Elmo studied him somberly. “What got you hating me so much?”
“I don’t hate you at all. I think we both got trapped in a typical folk dance, Elmo. I think that every time — almost every time — a greedy little second-rater like you starts to get too big for his pants, some clown like me has to come along and cut him down. I don’t think you or I could have kept this from happening, one way or another. Without me coming along just now, I think your chance of making governor was about one in five thousand anyhow. Now it’s nothing in five thousand. I’ve drawn a line around you, Elmo. The border of Palm County. Get as big as you want to, but don’t cross the line.”
Elmo shook his head. “And the one I was most worried about was Leroy. Beats all, don’t it? Anyhow, you’re wrong. This will all die down. I just wait longer, that’s all.”
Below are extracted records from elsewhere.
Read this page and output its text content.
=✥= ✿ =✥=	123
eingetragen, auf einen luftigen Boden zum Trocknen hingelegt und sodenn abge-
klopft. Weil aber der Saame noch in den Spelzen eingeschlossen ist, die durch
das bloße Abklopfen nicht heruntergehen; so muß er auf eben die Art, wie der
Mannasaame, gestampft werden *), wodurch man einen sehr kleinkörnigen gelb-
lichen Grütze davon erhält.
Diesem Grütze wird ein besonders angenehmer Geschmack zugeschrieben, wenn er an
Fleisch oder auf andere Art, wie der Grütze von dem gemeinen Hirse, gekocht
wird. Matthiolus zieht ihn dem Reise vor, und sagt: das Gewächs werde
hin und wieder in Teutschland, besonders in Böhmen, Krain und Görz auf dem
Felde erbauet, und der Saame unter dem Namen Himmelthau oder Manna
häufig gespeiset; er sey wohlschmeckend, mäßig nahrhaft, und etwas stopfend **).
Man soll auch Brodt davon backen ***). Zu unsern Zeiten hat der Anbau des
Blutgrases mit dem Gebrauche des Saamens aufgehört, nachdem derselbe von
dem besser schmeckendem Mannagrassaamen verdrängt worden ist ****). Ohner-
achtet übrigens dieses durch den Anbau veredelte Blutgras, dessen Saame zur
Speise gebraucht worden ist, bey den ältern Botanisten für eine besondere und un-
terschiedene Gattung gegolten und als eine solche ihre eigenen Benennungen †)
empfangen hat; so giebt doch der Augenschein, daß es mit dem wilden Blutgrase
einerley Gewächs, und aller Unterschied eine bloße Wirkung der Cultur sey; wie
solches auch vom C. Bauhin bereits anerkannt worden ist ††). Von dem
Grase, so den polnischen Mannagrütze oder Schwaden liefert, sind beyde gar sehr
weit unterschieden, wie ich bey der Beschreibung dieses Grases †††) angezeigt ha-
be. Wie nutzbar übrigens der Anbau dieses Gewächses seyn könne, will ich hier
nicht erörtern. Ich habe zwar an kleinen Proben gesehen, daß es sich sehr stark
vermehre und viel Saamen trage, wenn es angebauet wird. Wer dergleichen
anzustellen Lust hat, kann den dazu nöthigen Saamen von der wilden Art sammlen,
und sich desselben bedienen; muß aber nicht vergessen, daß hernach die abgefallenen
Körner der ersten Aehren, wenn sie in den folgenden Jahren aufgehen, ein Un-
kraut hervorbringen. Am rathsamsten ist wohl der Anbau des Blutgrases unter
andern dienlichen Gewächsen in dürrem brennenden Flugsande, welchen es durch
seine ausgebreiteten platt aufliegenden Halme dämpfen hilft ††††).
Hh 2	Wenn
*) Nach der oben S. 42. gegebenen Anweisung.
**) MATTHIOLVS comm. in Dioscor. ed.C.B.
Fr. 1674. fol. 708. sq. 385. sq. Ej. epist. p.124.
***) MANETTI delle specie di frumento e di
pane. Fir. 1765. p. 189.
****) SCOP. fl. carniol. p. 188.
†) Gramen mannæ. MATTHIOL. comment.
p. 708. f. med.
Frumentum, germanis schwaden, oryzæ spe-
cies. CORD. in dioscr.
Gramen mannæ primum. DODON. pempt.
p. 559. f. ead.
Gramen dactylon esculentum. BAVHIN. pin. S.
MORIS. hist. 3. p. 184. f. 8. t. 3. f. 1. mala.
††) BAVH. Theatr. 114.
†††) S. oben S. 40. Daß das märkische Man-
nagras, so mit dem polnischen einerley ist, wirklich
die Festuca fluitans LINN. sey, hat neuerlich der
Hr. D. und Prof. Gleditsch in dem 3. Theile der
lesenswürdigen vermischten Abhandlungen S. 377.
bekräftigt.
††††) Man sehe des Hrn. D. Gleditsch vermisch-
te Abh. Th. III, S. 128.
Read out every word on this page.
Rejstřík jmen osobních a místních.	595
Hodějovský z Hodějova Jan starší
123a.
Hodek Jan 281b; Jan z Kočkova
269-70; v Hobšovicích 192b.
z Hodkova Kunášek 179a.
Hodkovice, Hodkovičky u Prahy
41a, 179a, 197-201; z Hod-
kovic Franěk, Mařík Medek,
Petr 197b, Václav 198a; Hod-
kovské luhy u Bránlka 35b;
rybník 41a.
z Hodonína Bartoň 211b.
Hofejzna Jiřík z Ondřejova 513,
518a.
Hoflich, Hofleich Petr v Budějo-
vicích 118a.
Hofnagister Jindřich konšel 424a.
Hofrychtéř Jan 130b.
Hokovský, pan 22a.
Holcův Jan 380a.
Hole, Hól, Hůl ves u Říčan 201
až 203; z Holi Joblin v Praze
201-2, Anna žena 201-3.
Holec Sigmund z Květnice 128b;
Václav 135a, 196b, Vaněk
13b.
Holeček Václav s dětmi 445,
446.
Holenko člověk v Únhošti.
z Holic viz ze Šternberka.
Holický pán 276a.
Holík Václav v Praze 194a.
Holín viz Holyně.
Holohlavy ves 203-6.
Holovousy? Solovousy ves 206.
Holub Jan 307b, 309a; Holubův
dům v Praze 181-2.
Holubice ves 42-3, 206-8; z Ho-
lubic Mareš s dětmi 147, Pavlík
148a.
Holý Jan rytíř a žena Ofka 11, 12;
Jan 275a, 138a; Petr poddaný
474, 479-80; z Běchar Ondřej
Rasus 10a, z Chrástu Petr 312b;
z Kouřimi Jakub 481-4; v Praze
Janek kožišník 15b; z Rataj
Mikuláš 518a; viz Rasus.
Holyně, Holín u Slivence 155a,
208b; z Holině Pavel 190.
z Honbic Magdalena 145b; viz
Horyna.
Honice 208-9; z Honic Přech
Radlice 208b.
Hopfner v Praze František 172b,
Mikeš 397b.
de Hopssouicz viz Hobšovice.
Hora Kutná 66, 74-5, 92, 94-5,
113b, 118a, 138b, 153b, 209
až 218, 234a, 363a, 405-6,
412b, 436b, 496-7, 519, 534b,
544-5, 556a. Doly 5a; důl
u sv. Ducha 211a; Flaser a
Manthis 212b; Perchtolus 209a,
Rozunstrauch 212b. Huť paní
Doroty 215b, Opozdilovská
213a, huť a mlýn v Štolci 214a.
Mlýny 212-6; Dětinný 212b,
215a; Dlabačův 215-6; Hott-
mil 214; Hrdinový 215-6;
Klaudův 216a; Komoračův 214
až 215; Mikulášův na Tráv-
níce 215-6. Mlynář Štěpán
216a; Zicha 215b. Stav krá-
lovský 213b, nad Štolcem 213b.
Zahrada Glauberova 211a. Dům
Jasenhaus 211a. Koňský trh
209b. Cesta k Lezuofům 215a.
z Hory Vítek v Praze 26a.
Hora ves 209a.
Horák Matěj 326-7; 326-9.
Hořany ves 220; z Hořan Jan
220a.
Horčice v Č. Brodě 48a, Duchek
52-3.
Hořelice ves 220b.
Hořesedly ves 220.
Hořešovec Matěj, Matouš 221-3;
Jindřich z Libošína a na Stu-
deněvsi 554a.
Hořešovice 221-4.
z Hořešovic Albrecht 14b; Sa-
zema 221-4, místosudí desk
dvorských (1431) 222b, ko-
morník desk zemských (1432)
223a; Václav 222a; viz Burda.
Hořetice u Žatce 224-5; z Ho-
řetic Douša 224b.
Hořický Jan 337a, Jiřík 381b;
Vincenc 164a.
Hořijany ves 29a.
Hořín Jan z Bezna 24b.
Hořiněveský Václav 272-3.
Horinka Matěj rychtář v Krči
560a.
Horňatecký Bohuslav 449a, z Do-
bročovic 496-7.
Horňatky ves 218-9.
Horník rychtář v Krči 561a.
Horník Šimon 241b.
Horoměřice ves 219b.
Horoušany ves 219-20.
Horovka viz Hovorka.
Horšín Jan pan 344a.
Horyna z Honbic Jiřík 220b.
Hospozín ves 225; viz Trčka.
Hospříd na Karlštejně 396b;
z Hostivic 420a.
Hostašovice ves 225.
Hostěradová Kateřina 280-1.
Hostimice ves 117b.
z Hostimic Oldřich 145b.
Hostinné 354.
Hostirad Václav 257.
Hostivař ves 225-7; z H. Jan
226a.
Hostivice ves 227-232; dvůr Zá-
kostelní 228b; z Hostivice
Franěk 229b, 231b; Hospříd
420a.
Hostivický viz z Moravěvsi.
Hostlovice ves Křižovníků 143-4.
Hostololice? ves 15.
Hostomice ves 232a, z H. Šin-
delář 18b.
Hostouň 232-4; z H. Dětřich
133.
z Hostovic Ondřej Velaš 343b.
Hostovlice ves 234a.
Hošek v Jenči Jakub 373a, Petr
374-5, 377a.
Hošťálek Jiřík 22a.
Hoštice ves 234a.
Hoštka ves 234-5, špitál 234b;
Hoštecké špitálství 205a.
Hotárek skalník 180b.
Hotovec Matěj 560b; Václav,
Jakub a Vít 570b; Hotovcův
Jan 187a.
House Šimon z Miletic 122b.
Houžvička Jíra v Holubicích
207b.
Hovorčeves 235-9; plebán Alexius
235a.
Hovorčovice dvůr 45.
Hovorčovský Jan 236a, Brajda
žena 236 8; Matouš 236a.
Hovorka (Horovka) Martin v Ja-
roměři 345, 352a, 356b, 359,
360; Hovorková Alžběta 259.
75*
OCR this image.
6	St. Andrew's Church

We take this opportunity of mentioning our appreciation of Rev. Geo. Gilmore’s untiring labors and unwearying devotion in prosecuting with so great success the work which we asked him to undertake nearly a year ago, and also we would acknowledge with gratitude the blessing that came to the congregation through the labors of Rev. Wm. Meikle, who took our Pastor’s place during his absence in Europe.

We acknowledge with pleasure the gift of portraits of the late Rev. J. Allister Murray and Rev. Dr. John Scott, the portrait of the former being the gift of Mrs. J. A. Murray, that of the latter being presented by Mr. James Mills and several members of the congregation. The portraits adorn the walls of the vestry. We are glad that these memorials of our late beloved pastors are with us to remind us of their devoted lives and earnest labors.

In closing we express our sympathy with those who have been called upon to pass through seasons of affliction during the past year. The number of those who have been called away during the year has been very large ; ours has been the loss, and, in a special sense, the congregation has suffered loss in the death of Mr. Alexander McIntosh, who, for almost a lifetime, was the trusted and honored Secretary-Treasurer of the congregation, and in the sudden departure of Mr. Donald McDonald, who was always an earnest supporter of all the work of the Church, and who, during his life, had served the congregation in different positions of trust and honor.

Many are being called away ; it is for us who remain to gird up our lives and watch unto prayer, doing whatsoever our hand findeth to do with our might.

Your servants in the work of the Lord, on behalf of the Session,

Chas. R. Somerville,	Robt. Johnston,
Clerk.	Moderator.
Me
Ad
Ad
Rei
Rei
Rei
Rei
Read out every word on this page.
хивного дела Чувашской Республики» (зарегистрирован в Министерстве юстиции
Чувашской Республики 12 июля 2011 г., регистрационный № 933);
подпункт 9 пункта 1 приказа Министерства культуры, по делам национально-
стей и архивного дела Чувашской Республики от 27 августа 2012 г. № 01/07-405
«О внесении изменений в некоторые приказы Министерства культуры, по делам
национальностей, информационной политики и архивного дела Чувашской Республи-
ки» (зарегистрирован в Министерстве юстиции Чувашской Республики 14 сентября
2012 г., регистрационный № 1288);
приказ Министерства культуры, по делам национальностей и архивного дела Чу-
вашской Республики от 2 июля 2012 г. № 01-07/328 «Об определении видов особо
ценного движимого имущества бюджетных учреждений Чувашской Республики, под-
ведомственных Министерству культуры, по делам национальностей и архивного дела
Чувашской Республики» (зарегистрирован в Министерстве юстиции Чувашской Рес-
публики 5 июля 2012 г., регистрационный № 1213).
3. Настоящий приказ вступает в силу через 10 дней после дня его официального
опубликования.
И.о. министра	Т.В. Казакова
Jimmy stood up and moved a few steps toward the door and turned and looked curiously at Elmo. “Are you going to have me killed?”
“Killed! Lord God, fella, what kind of a man do you think I am? I’m a businessman who’s got into politics a little. I got a wife and six kids and another on the way. Why, if I went around having everybody killed that let me down in some little way, I’d be busy night and day. Christ, I got to tell Dellie this. She’ll laugh herself sick.”
“I’ll see you around, Elmo.”
“Well, I’ll say one thing to you. Don’t hurry back. You’ve give me just enough misery so I can get along just fine if I don’t see you again.”
Jimmy Wing arrived at the Municipal Auditorium at twenty of nine. The large parking area was almost completely filled. He parked at the farthest fringe of the lot.
“And now what?” Mitchie McClure said in a tone of bored impatience. “Christ, Jaimie, this evening is full of such dizzy excitement I don’t think I can bear it.” She was slumped in the seat beside him, the hem of her short white sheath hiked above her round solid brown knees.